The irony in Utopia has also been explored by different scholars. For example, one author mentions the humanist wit inculcated by More in the book and the style used to present his arguments. Surtz also observes More’s skillful and subtle application of irony at the end of the book when he illustrates that the communism of Utopia outperforms the nobility, majesty, magnificence, and honor of the Western civilization (Surtz as cited by Brake 183). However, Surtz maintains that these should not be the primary distinguishing features of the commonwealth hence the introduction of ironic criticism of the utopia at the book’s end.
The element of irony illustrates the misconception of utilizing Hythloday’s communist commonwealth as More’s ideal utopian society.

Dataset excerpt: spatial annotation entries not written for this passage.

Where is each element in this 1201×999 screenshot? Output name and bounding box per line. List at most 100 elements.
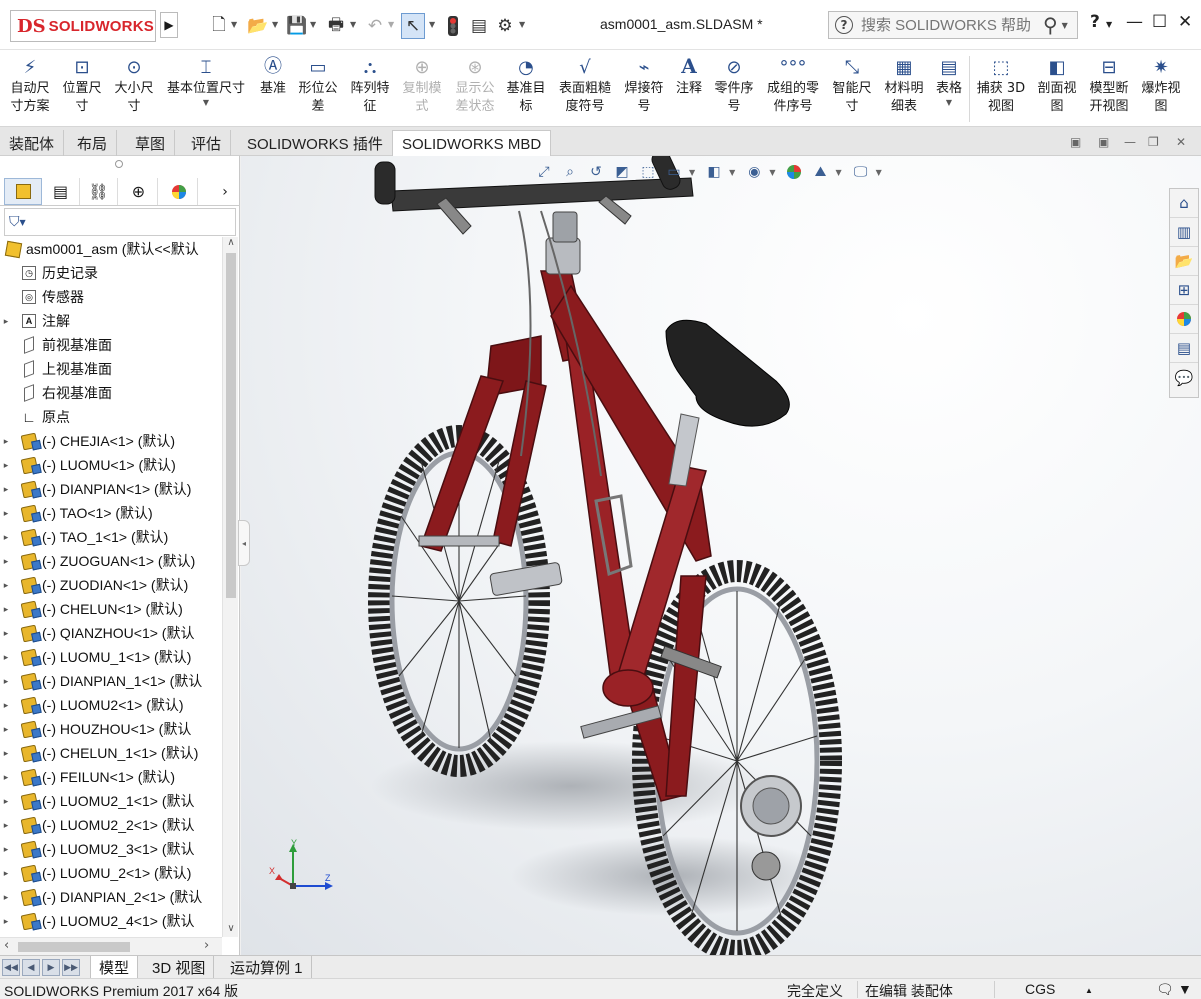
file-properties-icon[interactable]: ▤ — [468, 13, 490, 39]
next-tab-arrow-icon[interactable]: ▶ — [42, 959, 60, 976]
expand-arrow-icon[interactable]: ▸ — [0, 796, 12, 807]
tree-part-row[interactable]: ▸ (-) QIANZHOU<1> (默认 — [0, 621, 222, 645]
tree-filter[interactable]: ⛉ ▼ — [4, 208, 236, 236]
viewport-restore-icon[interactable]: ❐ — [1148, 135, 1159, 149]
cmd-section-view[interactable]: ◧ 剖面视 图 — [1032, 50, 1082, 127]
tab-model[interactable]: 模型 — [90, 956, 139, 978]
configuration-manager-tab-icon[interactable]: ⛓ — [80, 178, 118, 205]
cmd-copy-scheme[interactable]: ⊕ 复制模 式 — [398, 50, 446, 127]
view-settings-icon[interactable]: 🖵 — [850, 162, 872, 182]
expand-arrow-icon[interactable]: ▸ — [0, 628, 12, 639]
dimxpert-manager-tab-icon[interactable]: ⊕ — [120, 178, 158, 205]
tree-item-plane[interactable]: 上视基准面 — [0, 357, 222, 381]
bicycle-model[interactable] — [241, 156, 1201, 955]
zoom-to-fit-icon[interactable]: ⤢ — [533, 162, 555, 182]
expand-arrow-icon[interactable]: ▸ — [0, 508, 12, 519]
view-orientation-dropdown-icon[interactable]: ▼ — [689, 168, 695, 177]
tree-part-row[interactable]: ▸ (-) LUOMU<1> (默认) — [0, 453, 222, 477]
options-dropdown-icon[interactable]: ▼ — [519, 20, 525, 29]
close-button[interactable]: ✕ — [1178, 12, 1192, 32]
feature-manager-tab-icon[interactable] — [4, 178, 42, 205]
cmd-size-dimension[interactable]: ⊙ 大小尺 寸 — [110, 50, 158, 127]
tree-part-row[interactable]: ▸ (-) LUOMU_1<1> (默认) — [0, 645, 222, 669]
expand-arrow-icon[interactable]: ▸ — [0, 460, 12, 471]
tree-part-row[interactable]: ▸ (-) CHELUN<1> (默认) — [0, 597, 222, 621]
expand-arrow-icon[interactable]: ▸ — [0, 892, 12, 903]
tree-part-row[interactable]: ▸ (-) ZUODIAN<1> (默认) — [0, 573, 222, 597]
expand-arrow-icon[interactable]: ▸ — [0, 700, 12, 711]
tree-part-row[interactable]: ▸ (-) LUOMU2_1<1> (默认 — [0, 789, 222, 813]
cmd-capture-3d-view[interactable]: ⬚ 捕获 3D 视图 — [972, 50, 1030, 127]
unit-system[interactable]: CGS — [1025, 981, 1055, 997]
help-dropdown-icon[interactable]: ▼ — [1106, 20, 1112, 29]
tabs-more-arrow-icon[interactable]: › — [206, 178, 244, 205]
tree-horizontal-scrollbar[interactable]: ‹ › — [0, 937, 222, 955]
status-bar-more-arrow-icon[interactable]: ▼ — [1178, 981, 1192, 997]
options-gear-icon[interactable]: ⚙ — [494, 13, 516, 39]
expand-arrow-icon[interactable]: ▸ — [0, 772, 12, 783]
view-settings-dropdown-icon[interactable]: ▼ — [876, 168, 882, 177]
menu-expand-arrow-icon[interactable]: ▶ — [160, 12, 178, 38]
tree-part-row[interactable]: ▸ (-) LUOMU2<1> (默认) — [0, 693, 222, 717]
panel-collapse-handle[interactable]: ◂ — [238, 520, 250, 566]
tab-layout[interactable]: 布局 — [68, 130, 118, 156]
edit-appearance-icon[interactable] — [783, 162, 805, 182]
magnifier-icon[interactable]: ⚲ — [1043, 13, 1058, 37]
tree-item-sensor[interactable]: ◎ 传感器 — [0, 285, 222, 309]
cmd-geometric-tolerance[interactable]: ▭ 形位公 差 — [294, 50, 342, 127]
tree-item-annotation[interactable]: ▸ A 注解 — [0, 309, 222, 333]
cmd-basic-location-dimension[interactable]: ⌶ 基本位置尺寸 ▼ — [162, 50, 250, 127]
cmd-bom[interactable]: ▦ 材料明 细表 — [880, 50, 928, 127]
design-library-icon[interactable]: ▥ — [1170, 218, 1198, 247]
zoom-to-area-icon[interactable]: ⌕ — [559, 162, 581, 182]
display-style-dropdown-icon[interactable]: ▼ — [729, 168, 735, 177]
viewport-close-icon[interactable]: ✕ — [1176, 135, 1186, 149]
display-style-icon[interactable]: ◧ — [703, 162, 725, 182]
tree-part-row[interactable]: ▸ (-) CHELUN_1<1> (默认) — [0, 741, 222, 765]
expand-arrow-icon[interactable]: ▸ — [0, 556, 12, 567]
expand-arrow-icon[interactable]: ▸ — [0, 748, 12, 759]
dropdown-icon[interactable]: ▼ — [203, 98, 209, 107]
tree-part-row[interactable]: ▸ (-) LUOMU2_3<1> (默认 — [0, 837, 222, 861]
minimize-button[interactable]: — — [1126, 12, 1143, 32]
cmd-datum-target[interactable]: ◔ 基准目 标 — [502, 50, 550, 127]
appearances-scenes-icon[interactable] — [1170, 305, 1198, 334]
expand-arrow-icon[interactable]: ▸ — [0, 724, 12, 735]
cmd-smart-dimension[interactable]: ⤡ 智能尺 寸 — [828, 50, 876, 127]
cmd-balloon[interactable]: ⊘ 零件序 号 — [710, 50, 758, 127]
help-search-box[interactable]: ? ⚲ ▼ — [828, 11, 1078, 39]
expand-arrow-icon[interactable]: ▸ — [0, 604, 12, 615]
apply-scene-dropdown-icon[interactable]: ▼ — [835, 168, 841, 177]
tree-part-row[interactable]: ▸ (-) LUOMU2_2<1> (默认 — [0, 813, 222, 837]
view-orientation-icon[interactable]: ▭ — [663, 162, 685, 182]
print-icon[interactable]: 🖶 — [324, 13, 348, 39]
tree-part-row[interactable]: ▸ (-) ZUOGUAN<1> (默认) — [0, 549, 222, 573]
property-manager-tab-icon[interactable]: ▤ — [42, 178, 80, 205]
tree-vertical-scrollbar[interactable]: ∧ ∨ — [222, 237, 238, 937]
cmd-weld-symbol[interactable]: ⌁ 焊接符 号 — [620, 50, 668, 127]
tab-solidworks-mbd[interactable]: SOLIDWORKS MBD — [392, 130, 552, 157]
tab-sketch[interactable]: 草图 — [126, 130, 176, 156]
scroll-down-icon[interactable]: ∨ — [223, 923, 239, 937]
display-manager-tab-icon[interactable] — [160, 178, 198, 205]
cmd-pattern-feature[interactable]: ⛬ 阵列特 征 — [346, 50, 394, 127]
viewport-restore-left-icon[interactable]: ▣ — [1070, 135, 1081, 149]
tab-evaluate[interactable]: 评估 — [182, 130, 232, 156]
new-document-icon[interactable]: 🗋 — [208, 13, 230, 39]
tab-assembly[interactable]: 装配体 — [0, 130, 65, 156]
scroll-up-icon[interactable]: ∧ — [223, 237, 239, 251]
tree-part-row[interactable]: ▸ (-) HOUZHOU<1> (默认 — [0, 717, 222, 741]
scroll-thumb[interactable] — [226, 253, 236, 598]
quick-tips-icon[interactable]: 🗨 — [1156, 981, 1174, 998]
filter-dropdown-icon[interactable]: ▼ — [20, 218, 26, 227]
cmd-datum[interactable]: Ⓐ 基准 — [254, 50, 292, 127]
print-dropdown-icon[interactable]: ▼ — [350, 20, 356, 29]
tree-item-plane[interactable]: 前视基准面 — [0, 333, 222, 357]
file-explorer-icon[interactable]: 📂 — [1170, 247, 1198, 276]
custom-properties-icon[interactable]: ▤ — [1170, 334, 1198, 363]
undo-dropdown-icon[interactable]: ▼ — [388, 20, 394, 29]
tab-motion-study[interactable]: 运动算例 1 — [222, 956, 312, 978]
first-tab-arrow-icon[interactable]: ◀◀ — [2, 959, 20, 976]
axis-triad[interactable]: Y Z X — [263, 838, 335, 898]
cmd-exploded-view[interactable]: ✷ 爆炸视 图 — [1136, 50, 1186, 127]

As a preeminently self-made individual, More schooled himself in political philosophy and virtue, thus, enabling him to possess the art and science of ruling. His convictions facilitated within him the notion that political liberty depends on personal merit, and this could not be substituted by institutional arrangements. As a result, he believed that political leaders should pursue consultation, education, political free speech, and rhetoric for self-advancement. More also uses irony to test the character of people within his immediate surroundings. He considers literature as having a primary civilizing influence over law which the state holds indispensable.
Utopia is a literary text concerned with critical economic and political issues in Western soceity. The book’s primary narrator, Raphael Hythloday, is liar, a behavior he manifests in several instances within the text. Hythloday believes that he is the only person possessing secret and absolute knowledge although this is a fabrication that ignores critical realities that More had learned in his youthful days in preparation for civic leadership.

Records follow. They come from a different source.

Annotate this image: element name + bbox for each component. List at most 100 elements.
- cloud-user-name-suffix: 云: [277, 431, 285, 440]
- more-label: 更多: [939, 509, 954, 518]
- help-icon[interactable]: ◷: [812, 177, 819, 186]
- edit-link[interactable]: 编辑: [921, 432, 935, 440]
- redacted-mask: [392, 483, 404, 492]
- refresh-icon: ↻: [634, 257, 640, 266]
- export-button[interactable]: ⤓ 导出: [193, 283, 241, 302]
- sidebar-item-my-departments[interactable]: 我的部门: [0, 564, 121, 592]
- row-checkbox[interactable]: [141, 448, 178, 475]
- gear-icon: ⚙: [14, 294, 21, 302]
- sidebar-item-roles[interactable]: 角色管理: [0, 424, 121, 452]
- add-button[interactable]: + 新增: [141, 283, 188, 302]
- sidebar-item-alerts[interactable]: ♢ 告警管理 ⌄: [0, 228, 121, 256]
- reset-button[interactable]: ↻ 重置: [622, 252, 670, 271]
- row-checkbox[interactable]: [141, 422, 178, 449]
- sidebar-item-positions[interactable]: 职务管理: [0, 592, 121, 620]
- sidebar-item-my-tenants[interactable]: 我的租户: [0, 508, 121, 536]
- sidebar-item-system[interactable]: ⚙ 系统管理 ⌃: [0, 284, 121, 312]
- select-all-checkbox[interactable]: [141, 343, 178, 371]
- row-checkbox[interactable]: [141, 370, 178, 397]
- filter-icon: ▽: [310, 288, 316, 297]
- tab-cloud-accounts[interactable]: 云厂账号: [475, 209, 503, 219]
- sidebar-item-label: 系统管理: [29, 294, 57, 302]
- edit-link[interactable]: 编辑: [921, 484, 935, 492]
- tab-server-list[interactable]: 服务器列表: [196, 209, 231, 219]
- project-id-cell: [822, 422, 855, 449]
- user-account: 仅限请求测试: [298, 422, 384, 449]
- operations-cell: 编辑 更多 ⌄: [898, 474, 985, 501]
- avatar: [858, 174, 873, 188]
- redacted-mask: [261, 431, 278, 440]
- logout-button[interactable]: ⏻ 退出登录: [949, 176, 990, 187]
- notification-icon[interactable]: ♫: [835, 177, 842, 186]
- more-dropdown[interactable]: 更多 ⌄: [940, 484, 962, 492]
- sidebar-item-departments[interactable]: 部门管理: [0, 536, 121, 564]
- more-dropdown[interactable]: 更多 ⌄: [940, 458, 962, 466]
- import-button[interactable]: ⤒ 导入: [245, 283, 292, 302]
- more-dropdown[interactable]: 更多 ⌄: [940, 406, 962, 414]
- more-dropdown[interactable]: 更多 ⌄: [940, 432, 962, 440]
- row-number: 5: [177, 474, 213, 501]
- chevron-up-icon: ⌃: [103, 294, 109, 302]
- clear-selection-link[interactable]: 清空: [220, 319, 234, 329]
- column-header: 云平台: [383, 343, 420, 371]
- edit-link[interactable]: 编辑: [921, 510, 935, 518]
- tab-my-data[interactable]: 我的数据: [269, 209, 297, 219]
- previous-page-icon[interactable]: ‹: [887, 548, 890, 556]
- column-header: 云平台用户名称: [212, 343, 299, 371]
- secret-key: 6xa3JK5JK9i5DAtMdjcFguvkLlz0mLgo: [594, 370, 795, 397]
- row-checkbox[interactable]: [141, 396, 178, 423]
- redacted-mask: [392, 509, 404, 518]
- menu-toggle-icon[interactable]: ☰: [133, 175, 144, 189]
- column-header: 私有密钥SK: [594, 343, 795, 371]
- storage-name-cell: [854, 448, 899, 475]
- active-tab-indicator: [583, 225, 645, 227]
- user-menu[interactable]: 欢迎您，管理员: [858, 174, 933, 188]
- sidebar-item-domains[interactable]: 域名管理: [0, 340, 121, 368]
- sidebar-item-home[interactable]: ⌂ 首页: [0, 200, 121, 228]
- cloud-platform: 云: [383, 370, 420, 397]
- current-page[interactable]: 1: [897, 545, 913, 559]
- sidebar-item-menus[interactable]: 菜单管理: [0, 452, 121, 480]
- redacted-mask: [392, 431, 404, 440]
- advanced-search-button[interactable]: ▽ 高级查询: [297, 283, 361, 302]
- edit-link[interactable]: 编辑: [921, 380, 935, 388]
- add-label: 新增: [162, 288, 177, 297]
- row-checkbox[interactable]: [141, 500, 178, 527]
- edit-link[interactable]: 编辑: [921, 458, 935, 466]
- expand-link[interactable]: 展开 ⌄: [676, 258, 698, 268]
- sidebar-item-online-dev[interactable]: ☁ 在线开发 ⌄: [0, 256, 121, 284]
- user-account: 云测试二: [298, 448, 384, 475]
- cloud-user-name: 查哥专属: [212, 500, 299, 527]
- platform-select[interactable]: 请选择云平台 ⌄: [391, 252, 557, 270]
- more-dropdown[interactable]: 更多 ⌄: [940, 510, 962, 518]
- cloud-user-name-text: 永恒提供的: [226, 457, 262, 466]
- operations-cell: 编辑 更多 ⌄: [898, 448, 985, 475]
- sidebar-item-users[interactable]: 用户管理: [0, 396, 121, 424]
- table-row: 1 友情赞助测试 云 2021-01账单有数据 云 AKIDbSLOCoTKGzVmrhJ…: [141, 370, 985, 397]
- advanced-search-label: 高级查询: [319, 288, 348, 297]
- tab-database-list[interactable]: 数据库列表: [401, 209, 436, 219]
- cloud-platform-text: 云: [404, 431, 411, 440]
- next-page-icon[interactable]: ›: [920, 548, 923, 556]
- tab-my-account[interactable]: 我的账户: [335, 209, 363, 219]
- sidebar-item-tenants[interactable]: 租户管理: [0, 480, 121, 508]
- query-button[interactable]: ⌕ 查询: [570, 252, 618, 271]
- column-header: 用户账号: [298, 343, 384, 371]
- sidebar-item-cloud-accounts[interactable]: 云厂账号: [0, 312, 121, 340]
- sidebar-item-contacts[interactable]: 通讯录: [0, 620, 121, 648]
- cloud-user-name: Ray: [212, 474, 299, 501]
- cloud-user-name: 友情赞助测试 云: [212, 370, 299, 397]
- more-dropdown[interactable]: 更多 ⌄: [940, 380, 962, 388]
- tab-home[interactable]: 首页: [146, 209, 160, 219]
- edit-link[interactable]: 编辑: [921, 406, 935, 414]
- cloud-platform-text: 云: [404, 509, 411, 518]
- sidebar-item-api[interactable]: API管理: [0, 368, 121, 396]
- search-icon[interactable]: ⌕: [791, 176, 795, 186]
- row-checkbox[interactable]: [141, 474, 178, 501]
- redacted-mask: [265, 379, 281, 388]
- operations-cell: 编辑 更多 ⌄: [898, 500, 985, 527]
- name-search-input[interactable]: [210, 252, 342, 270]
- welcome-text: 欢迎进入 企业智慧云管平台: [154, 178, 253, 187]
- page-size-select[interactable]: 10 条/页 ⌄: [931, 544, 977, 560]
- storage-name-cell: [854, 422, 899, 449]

Therefore, while Inferno and Utopia invariably differ in numerous aspects, the rhetorical device of irony helps the authors to advance their theories and facilitate different interpretations of the books. More uses the technique to criticize the corruption and tyranny of the ruling elites in Western societies with the intention of not only presenting amusing cases but also advancing a more precise and biting critique. Thus, the book purposely focuses on reforming peoples’ thought processes rather than reforming institutions. Similarly, irony causes the readers of Inferno to question their knowledge and beliefs about hell and morality. The analysis of irony within the two texts shows the power of this device to change people’s perspectives on different issues within society.
- Alighieri, Dante. Inferno. 2008. https://moshekafrica.com/wp-content/uploads/2019/03/Inferno-by-Dante-PDF.pdf.

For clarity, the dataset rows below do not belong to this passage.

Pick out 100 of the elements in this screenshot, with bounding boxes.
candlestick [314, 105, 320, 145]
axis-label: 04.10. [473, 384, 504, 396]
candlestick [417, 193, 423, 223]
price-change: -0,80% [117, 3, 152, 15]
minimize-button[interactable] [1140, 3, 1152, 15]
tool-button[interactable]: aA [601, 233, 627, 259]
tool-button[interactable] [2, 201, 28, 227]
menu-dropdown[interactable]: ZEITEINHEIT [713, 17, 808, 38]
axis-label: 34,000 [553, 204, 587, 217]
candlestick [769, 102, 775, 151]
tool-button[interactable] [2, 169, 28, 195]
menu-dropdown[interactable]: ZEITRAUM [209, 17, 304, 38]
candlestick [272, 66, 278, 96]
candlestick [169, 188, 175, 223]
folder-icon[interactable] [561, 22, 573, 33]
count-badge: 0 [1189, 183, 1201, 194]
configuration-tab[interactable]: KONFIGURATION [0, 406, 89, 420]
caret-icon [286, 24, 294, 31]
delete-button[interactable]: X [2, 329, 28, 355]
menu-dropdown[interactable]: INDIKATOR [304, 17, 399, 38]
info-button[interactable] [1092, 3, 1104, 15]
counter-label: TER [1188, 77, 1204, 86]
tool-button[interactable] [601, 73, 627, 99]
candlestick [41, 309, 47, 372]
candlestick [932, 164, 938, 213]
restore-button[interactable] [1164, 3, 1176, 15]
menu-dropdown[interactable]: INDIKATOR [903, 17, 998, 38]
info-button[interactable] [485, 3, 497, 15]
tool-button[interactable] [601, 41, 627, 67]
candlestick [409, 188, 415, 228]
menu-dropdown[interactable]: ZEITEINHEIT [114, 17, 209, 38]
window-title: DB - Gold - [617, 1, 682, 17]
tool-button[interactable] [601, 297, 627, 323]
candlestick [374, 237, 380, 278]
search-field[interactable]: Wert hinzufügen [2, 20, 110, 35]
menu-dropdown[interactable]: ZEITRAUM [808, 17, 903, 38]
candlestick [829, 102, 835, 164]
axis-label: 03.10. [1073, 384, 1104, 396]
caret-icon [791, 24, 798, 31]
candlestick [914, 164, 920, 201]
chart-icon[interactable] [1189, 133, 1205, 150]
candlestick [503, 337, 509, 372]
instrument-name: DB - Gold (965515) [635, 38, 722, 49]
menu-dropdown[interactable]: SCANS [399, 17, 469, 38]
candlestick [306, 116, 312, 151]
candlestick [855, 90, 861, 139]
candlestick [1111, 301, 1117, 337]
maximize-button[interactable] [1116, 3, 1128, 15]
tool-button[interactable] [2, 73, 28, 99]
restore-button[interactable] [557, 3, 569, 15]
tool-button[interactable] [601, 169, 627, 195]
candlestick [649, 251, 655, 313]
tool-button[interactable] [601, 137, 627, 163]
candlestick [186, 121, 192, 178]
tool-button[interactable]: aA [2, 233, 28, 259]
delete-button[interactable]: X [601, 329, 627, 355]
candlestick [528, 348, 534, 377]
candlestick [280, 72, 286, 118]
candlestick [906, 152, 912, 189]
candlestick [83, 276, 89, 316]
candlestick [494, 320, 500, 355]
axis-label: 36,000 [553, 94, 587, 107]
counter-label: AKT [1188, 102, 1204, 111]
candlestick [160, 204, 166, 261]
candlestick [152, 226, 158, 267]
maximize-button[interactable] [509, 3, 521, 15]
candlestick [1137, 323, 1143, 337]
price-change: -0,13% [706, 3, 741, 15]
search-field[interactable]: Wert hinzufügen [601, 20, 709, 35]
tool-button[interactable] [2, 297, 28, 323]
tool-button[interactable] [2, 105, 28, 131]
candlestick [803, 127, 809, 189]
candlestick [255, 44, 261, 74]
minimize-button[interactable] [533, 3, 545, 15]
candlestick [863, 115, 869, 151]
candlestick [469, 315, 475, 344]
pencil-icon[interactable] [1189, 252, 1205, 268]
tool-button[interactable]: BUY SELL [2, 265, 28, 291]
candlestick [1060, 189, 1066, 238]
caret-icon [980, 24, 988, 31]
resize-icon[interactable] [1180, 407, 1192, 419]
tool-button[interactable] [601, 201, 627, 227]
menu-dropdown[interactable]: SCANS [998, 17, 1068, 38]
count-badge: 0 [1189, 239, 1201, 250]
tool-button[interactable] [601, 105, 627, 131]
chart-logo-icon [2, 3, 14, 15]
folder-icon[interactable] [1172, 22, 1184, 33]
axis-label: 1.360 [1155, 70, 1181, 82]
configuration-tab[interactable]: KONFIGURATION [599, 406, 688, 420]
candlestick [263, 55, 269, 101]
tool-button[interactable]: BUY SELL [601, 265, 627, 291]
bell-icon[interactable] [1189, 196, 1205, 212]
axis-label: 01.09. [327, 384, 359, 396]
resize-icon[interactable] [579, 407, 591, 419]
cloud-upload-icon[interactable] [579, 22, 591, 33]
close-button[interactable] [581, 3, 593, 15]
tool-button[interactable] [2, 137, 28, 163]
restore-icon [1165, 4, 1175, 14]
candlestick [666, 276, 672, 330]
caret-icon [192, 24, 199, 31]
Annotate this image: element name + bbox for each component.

- Bostaph, Samuel. ‘Deepening the Irony of Utopia: A Mises/Hayek Perspective 03/08/07.’
- Brake, Brittany Page. ‘Political Utopias of the Renaissance: An Analysis of Thomas More’s Utopia, Johann Valentinus Andreae’s Christianopolis, and James Harrington’s The Commonwealth of Oceana.’ (2016).
- More, Thomas. Utopia. United States: Planet eBook, 1516. https://www.planetebook.com/free-ebooks/utopia.pdf.
- Sünder, Miriam. ‘Satire and Ambiguity in Thomas More’s Utopia.’ (2014).